O casamento amoleceu a rebeldia de Rafael. O peso de ser um menino-família foi-lhe retirando a raiva assassina que existe na alma de um avançado-centro. Depois de ter ido com a seleção espanhola aos Jogos Olímpicos de 1920, foi perdendo vertiginosamente o amor da populaça. Decididamente, nunca fora um deles. Nunca fora proletário, nunca tivera fome, tornara-se um dos primeiros jogadores profissionais do País Basco, e não renegava o sange de Grande de Espanha. Do desagrado ao insulto o caminho foi curto. Desistiu de jogar e tornou-se árbitro. Para quem não queria ser aporrinhado, não parece escolha lógica. Um ano depois estava morto.

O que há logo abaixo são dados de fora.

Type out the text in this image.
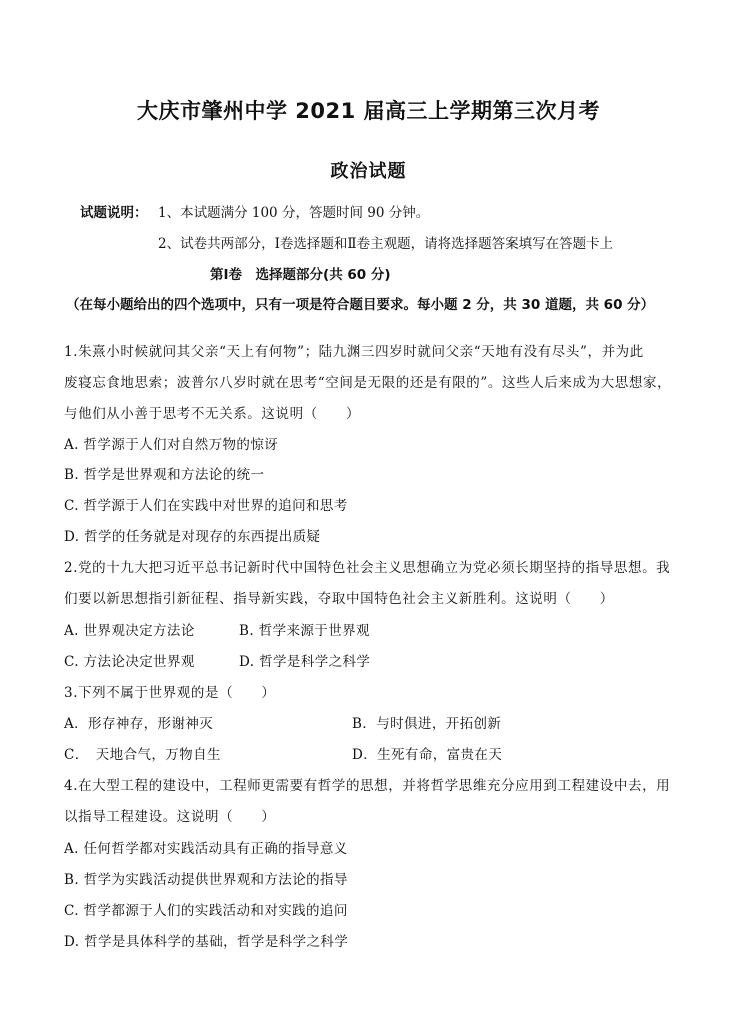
大庆市肇州中学 2021 届高三上学期第三次月考
政治试题
试题说明： 1、本试题满分 100 分，答题时间 90 分钟。
2、试卷共两部分，Ⅰ卷选择题和Ⅱ卷主观题，请将选择题答案填写在答题卡上
第Ⅰ卷　选择题部分(共 60 分)
（在每小题给出的四个选项中，只有一项是符合题目要求。每小题 2 分，共 30 道题，共 60 分）
1.朱熹小时候就问其父亲“天上有何物”；陆九渊三四岁时就问父亲“天地有没有尽头”，并为此
废寝忘食地思索；波普尔八岁时就在思考“空间是无限的还是有限的”。这些人后来成为大思想家，
与他们从小善于思考不无关系。这说明（　　）
A. 哲学源于人们对自然万物的惊讶
B. 哲学是世界观和方法论的统一
C. 哲学源于人们在实践中对世界的追问和思考
D. 哲学的任务就是对现存的东西提出质疑
2.党的十九大把习近平总书记新时代中国特色社会主义思想确立为党必须长期坚持的指导思想。我
们要以新思想指引新征程、指导新实践，夺取中国特色社会主义新胜利。这说明（　　）
A. 世界观决定方法论	B. 哲学来源于世界观
C. 方法论决定世界观	D. 哲学是科学之科学
3.下列不属于世界观的是（　　）
A．形存神存，形谢神灭	B．与时俱进，开拓创新
C．　天地合气，万物自生	D．生死有命，富贵在天
4.在大型工程的建设中，工程师更需要有哲学的思想，并将哲学思维充分应用到工程建设中去，用
以指导工程建设。这说明（　　）
A. 任何哲学都对实践活动具有正确的指导意义
B. 哲学为实践活动提供世界观和方法论的指导
C. 哲学都源于人们的实践活动和对实践的追问
D. 哲学是具体科学的基础，哲学是科学之科学
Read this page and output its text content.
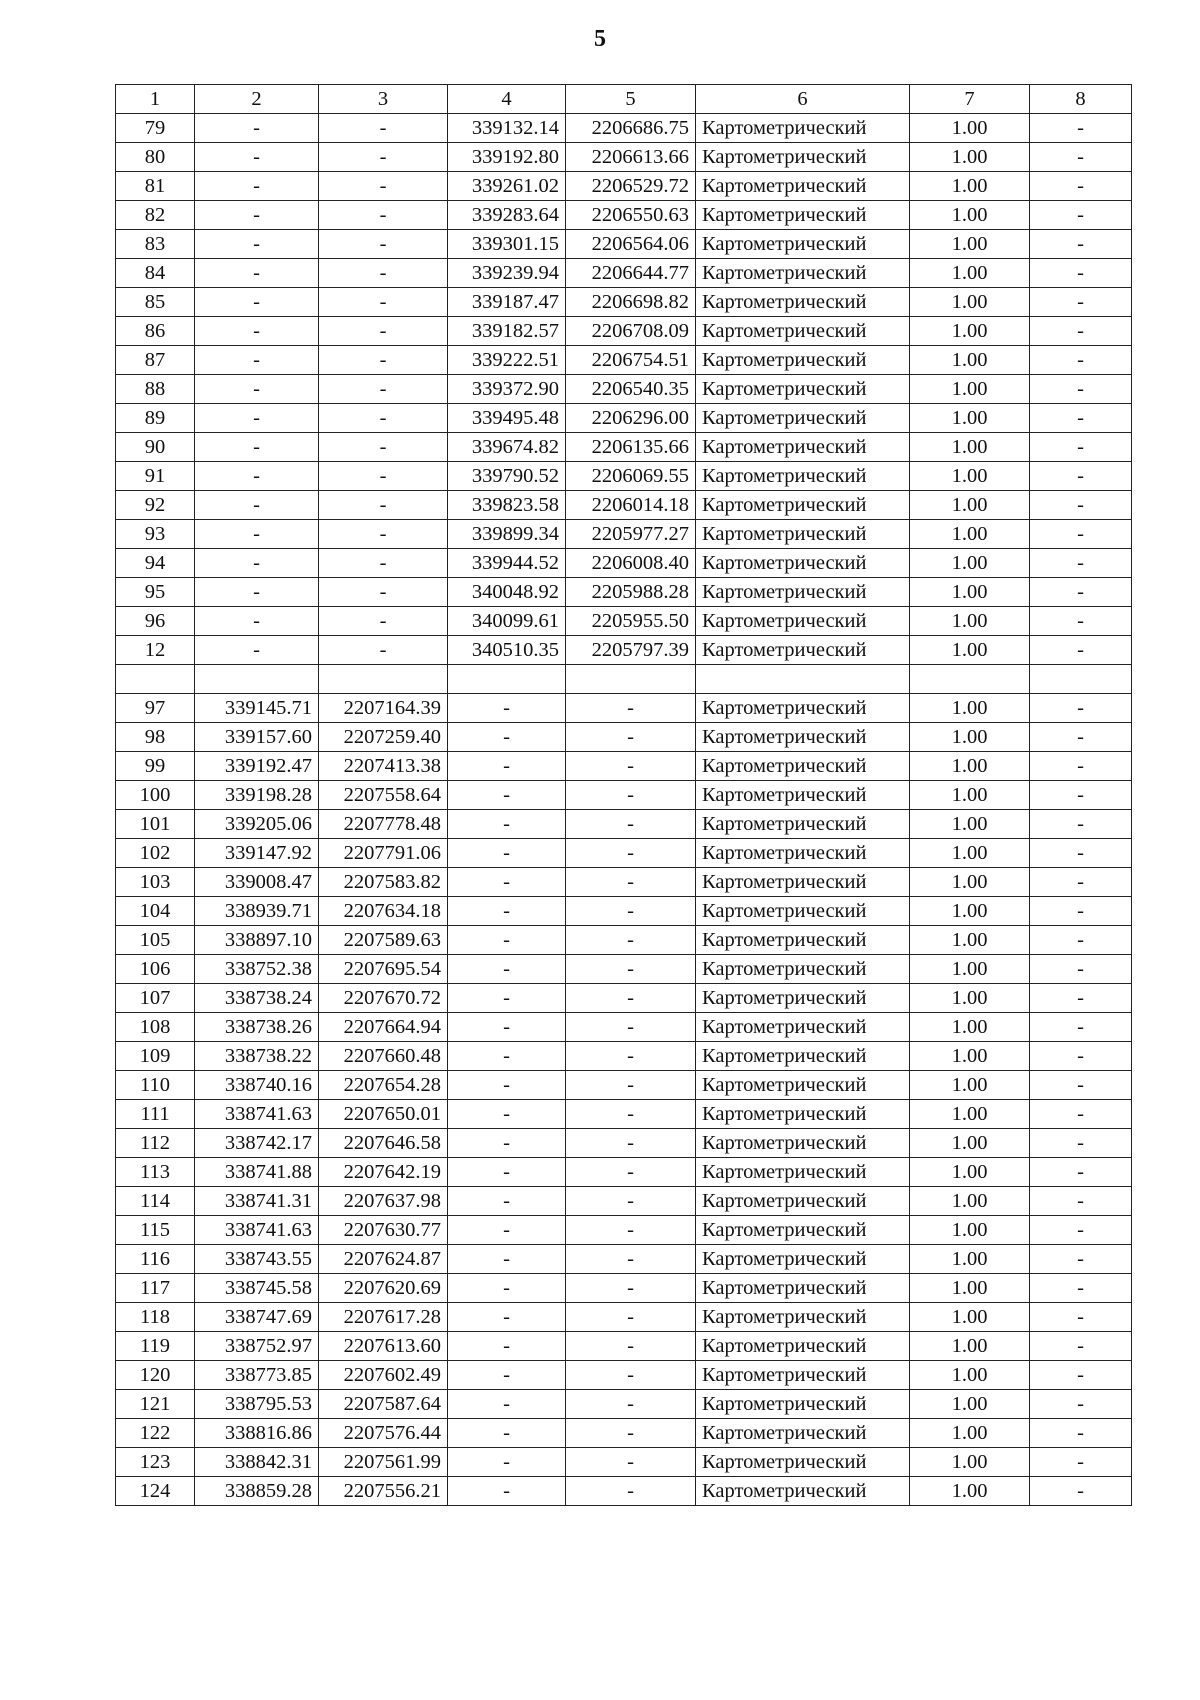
5
1	2	3	4	5	6	7	8
79	-	-	339132.14	2206686.75	Картометрический	1.00	-
80	-	-	339192.80	2206613.66	Картометрический	1.00	-
81	-	-	339261.02	2206529.72	Картометрический	1.00	-
82	-	-	339283.64	2206550.63	Картометрический	1.00	-
83	-	-	339301.15	2206564.06	Картометрический	1.00	-
84	-	-	339239.94	2206644.77	Картометрический	1.00	-
85	-	-	339187.47	2206698.82	Картометрический	1.00	-
86	-	-	339182.57	2206708.09	Картометрический	1.00	-
87	-	-	339222.51	2206754.51	Картометрический	1.00	-
88	-	-	339372.90	2206540.35	Картометрический	1.00	-
89	-	-	339495.48	2206296.00	Картометрический	1.00	-
90	-	-	339674.82	2206135.66	Картометрический	1.00	-
91	-	-	339790.52	2206069.55	Картометрический	1.00	-
92	-	-	339823.58	2206014.18	Картометрический	1.00	-
93	-	-	339899.34	2205977.27	Картометрический	1.00	-
94	-	-	339944.52	2206008.40	Картометрический	1.00	-
95	-	-	340048.92	2205988.28	Картометрический	1.00	-
96	-	-	340099.61	2205955.50	Картометрический	1.00	-
12	-	-	340510.35	2205797.39	Картометрический	1.00	-

97	339145.71	2207164.39	-	-	Картометрический	1.00	-
98	339157.60	2207259.40	-	-	Картометрический	1.00	-
99	339192.47	2207413.38	-	-	Картометрический	1.00	-
100	339198.28	2207558.64	-	-	Картометрический	1.00	-
101	339205.06	2207778.48	-	-	Картометрический	1.00	-
102	339147.92	2207791.06	-	-	Картометрический	1.00	-
103	339008.47	2207583.82	-	-	Картометрический	1.00	-
104	338939.71	2207634.18	-	-	Картометрический	1.00	-
105	338897.10	2207589.63	-	-	Картометрический	1.00	-
106	338752.38	2207695.54	-	-	Картометрический	1.00	-
107	338738.24	2207670.72	-	-	Картометрический	1.00	-
108	338738.26	2207664.94	-	-	Картометрический	1.00	-
109	338738.22	2207660.48	-	-	Картометрический	1.00	-
110	338740.16	2207654.28	-	-	Картометрический	1.00	-
111	338741.63	2207650.01	-	-	Картометрический	1.00	-
112	338742.17	2207646.58	-	-	Картометрический	1.00	-
113	338741.88	2207642.19	-	-	Картометрический	1.00	-
114	338741.31	2207637.98	-	-	Картометрический	1.00	-
115	338741.63	2207630.77	-	-	Картометрический	1.00	-
116	338743.55	2207624.87	-	-	Картометрический	1.00	-
117	338745.58	2207620.69	-	-	Картометрический	1.00	-
118	338747.69	2207617.28	-	-	Картометрический	1.00	-
119	338752.97	2207613.60	-	-	Картометрический	1.00	-
120	338773.85	2207602.49	-	-	Картометрический	1.00	-
121	338795.53	2207587.64	-	-	Картометрический	1.00	-
122	338816.86	2207576.44	-	-	Картометрический	1.00	-
123	338842.31	2207561.99	-	-	Картометрический	1.00	-
124	338859.28	2207556.21	-	-	Картометрический	1.00	-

A morte é a mais perfeita das redenções. Sobretudo quando se cruza connosco antes dos 30 anos. Aurelio Arteta pintou-o: ‘El cuadro de Pichichi e su novia’. Juan Antonio Zunzunegui fez dele personagem do seu romance Chiripi. O tio, Unamuno, sentiu-lhe a falta: «Alza los ojos y tu pecho anima;/conócete, mortal, mas no del todo».